Herausgekommen ist dabei eine spannende, für mich zwar nicht sonderlich überraschende aber insgesamt stimmige Geschichte über diese sehr rätselhafte Episode in Christies Leben – gekonnt inszeniert wie von der versierten Krimiautorin Christie höchstpersönlich.
Angelegt ist der Roman auf zwei unterschiedlichen Zeitebenen, die einander abwechseln und für Spannung und Abwechslung sorgen. In mit „Das Manuskript“ betitelten Kapiteln, die in der Vergangenheit ab 1921 angesiedelt sind, schildert Agatha Christie rückblickend aus der Ich-Perspektive, wie sie ihren späteren Ehemann Archibald Christie kennenlernt und von Szenen aus ihrem zunehmend angespannten Eheleben.
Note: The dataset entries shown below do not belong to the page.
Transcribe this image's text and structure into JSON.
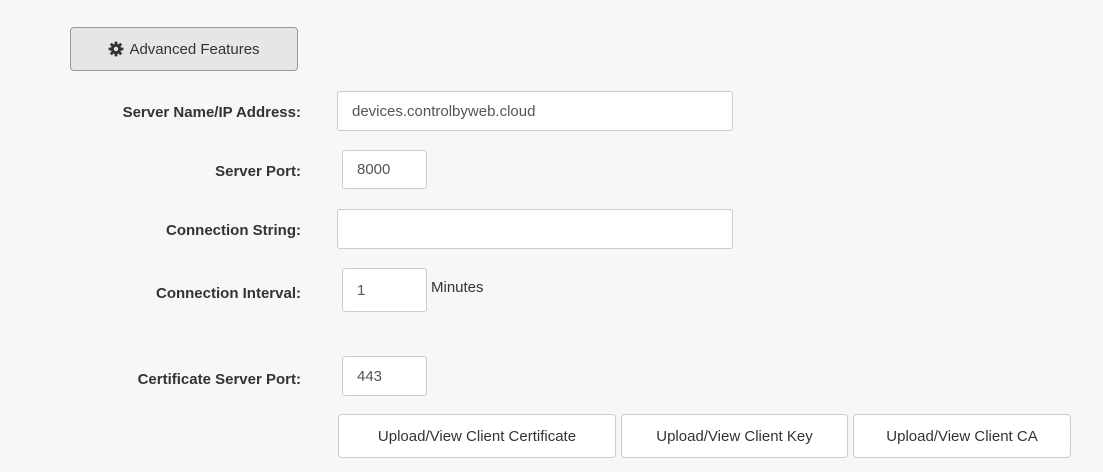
{
  "advanced_button": {
    "label": "Advanced Features",
    "icon": "gear-icon"
  },
  "fields": {
    "server_name": {
      "label": "Server Name/IP Address:",
      "value": "devices.controlbyweb.cloud"
    },
    "server_port": {
      "label": "Server Port:",
      "value": "8000"
    },
    "connection_string": {
      "label": "Connection String:",
      "value": ""
    },
    "connection_interval": {
      "label": "Connection Interval:",
      "value": "1",
      "unit": "Minutes"
    },
    "certificate_server_port": {
      "label": "Certificate Server Port:",
      "value": "443"
    }
  },
  "upload_buttons": {
    "client_certificate": "Upload/View Client Certificate",
    "client_key": "Upload/View Client Key",
    "client_ca": "Upload/View Client CA"
  }
}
Daneben erleben wir in der Gegenwart die Geschehnisse von 1926 rund um Agathas Verschwinden aus der Sicht des Ehemanns Archibald in der dritten Person, begleiten die Suche nach der Vermissten, die Ermittlungen der Polizei und erfahren von Schuldzuweisungen, seinem sorgsam gehüteten Geheimnis sowie sich schließlich verdichtenden Verdachtsmomenten gegen ihn.
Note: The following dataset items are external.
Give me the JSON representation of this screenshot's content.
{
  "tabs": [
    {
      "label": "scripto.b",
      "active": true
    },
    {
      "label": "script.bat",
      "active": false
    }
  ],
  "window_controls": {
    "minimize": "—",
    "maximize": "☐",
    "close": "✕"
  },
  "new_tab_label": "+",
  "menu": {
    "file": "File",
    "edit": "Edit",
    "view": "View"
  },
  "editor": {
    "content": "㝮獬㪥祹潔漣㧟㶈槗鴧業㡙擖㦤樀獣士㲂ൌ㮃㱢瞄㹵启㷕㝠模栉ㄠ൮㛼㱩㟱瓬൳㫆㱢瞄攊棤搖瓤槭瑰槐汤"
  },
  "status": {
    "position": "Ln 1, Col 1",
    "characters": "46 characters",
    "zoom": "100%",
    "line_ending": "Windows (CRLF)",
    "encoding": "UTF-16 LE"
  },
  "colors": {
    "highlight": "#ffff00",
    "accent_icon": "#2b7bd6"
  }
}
Es ist sehr fesselnd, die aus den unterschiedlichen Perspektiven geschilderten Entwicklungen mit zu verfolgen. Sehr gut haben mir die aufschlussreichen Einblicke in Agathas Leben, ihren familiären Hintergrund und das Eheleben mit ihrem ersten Mann gefallen. Erstaunt erlebt man eine intelligente, durchaus selbstbewusste junge Frau, die erste Erfolge als Schriftstellerin feiert, aber aufopferungsvoll in einem gänzlich traditionellen Rollenbild verharrt, ihrem angehimmelten Archie eine perfekte Ehefrau sein möchte und sogar bereit ist, ihre Tochter Rosalind für ihn hinten anstehen zu lassen. Ihr allmählicher Entwicklungsweg von einer bisweilen devoten, in gesellschaftlichen Konventionen gefangenen Frau, über die wütend-verzweifelte Ehefrau angesichts eines sich zunehmend distanzierenden bis hin zu der toughen Schriftstellerin, die schließlich alle Fäden in der Hand hat, bereit ihren eigenen Weg zu beschreiten, wird von der Autorin sehr anschaulich und nachvollziehbar beschrieben.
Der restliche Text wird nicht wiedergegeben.